The jokes
The Toaster, otherwise known as the ultimate bath bomb.
When I'm bored, I text a random number, "I hid the body... now what?"
What do you take care of after a car crash?
The witnesses.
My grandfather has the heart of a lion... And a lifetime ban from the zoo.
What is the worst motivational thing to say to a depressed person?
If at first you don't succeed, try, try again.
Kids in the backseat make accidents, and accidents in the back seat make kids.
What do the twin towers and my ex-girlfriend have in common? They both went down on my dad.
What is the worst combination of illnesses?
Alzheimer’s and diarrhea. You’re running but can’t remember where.
A man walks into the library. “Hello ma’am, I’d like to borrow a book about committing suicide.” The librarian replies, “No, you won’t give it back.”
I told the doctor I didn’t want a brain surgery. But he changed my mind.
Mickey and Minnie are getting a divorce. The divorce lawyer says to Mickey: "Mickey, you can't divorce Minnie because she is crazy," to which Mickey responds: "I'm not divorcing her because she's crazy, I'm divorcing her because she's f**king Goofy."
Fishing and girlfriends are exactly alike. There may be plenty of fish in the sea, but until I find one, I'm stuck here holding my rod.
My ex got into a bad accident recently. I told the doctors the wrong blood type. Now she will really know what rejection feels like.
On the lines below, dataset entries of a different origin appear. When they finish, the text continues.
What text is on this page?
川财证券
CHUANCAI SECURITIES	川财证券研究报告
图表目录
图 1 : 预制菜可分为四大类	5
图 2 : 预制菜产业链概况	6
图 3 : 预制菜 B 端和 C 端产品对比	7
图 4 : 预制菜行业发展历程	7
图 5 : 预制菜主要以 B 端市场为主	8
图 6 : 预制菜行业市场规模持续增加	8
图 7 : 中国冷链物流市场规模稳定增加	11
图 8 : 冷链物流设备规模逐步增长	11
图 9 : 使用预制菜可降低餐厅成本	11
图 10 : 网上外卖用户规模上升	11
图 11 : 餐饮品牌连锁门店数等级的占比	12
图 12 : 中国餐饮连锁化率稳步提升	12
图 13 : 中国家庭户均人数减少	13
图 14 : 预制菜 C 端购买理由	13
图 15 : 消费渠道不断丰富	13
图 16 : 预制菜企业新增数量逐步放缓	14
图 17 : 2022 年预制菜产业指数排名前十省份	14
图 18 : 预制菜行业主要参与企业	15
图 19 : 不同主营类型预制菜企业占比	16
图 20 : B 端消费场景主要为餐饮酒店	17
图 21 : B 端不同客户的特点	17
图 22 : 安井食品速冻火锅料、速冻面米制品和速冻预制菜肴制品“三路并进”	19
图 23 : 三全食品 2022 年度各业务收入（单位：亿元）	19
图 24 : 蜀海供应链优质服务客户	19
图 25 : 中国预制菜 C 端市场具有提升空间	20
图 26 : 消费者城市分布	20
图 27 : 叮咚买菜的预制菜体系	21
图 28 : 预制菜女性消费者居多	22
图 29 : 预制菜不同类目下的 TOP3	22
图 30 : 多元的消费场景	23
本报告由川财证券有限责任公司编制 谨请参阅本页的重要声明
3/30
Suicide is never the answer.
Suicide is the question.
The answer is yes.
I told the emo girl that I bet she's jealous of the hanging lights in the gym.
I would like to dedicate this song to a friend of mine, who was run over last week and is in hospital.
The wheels on the bus go round and round!
"I'm sorry" and "I apologize" mean the same thing, except at a funeral.
Three citizens were going through an exam to become agents of the FBI. Their instructor handed the first guy a gun in a room with his wife and said he had to shoot her. He walked out in shame and said he couldn't do it. The second guy had the same scenario. He put the gun up, but couldn't pull the trigger, so he walked out in shame. The third guy was put in the same scenario. He walked out and told the instructor, "The gun wasn't loaded, I had to strangle the bitch."
I kicked a soccer ball at the kid in the wheelchair. Now we're playing Rocket League.
I'm not going to bungee jump. I was born because of broken rubber and I'm not gonna die the same way.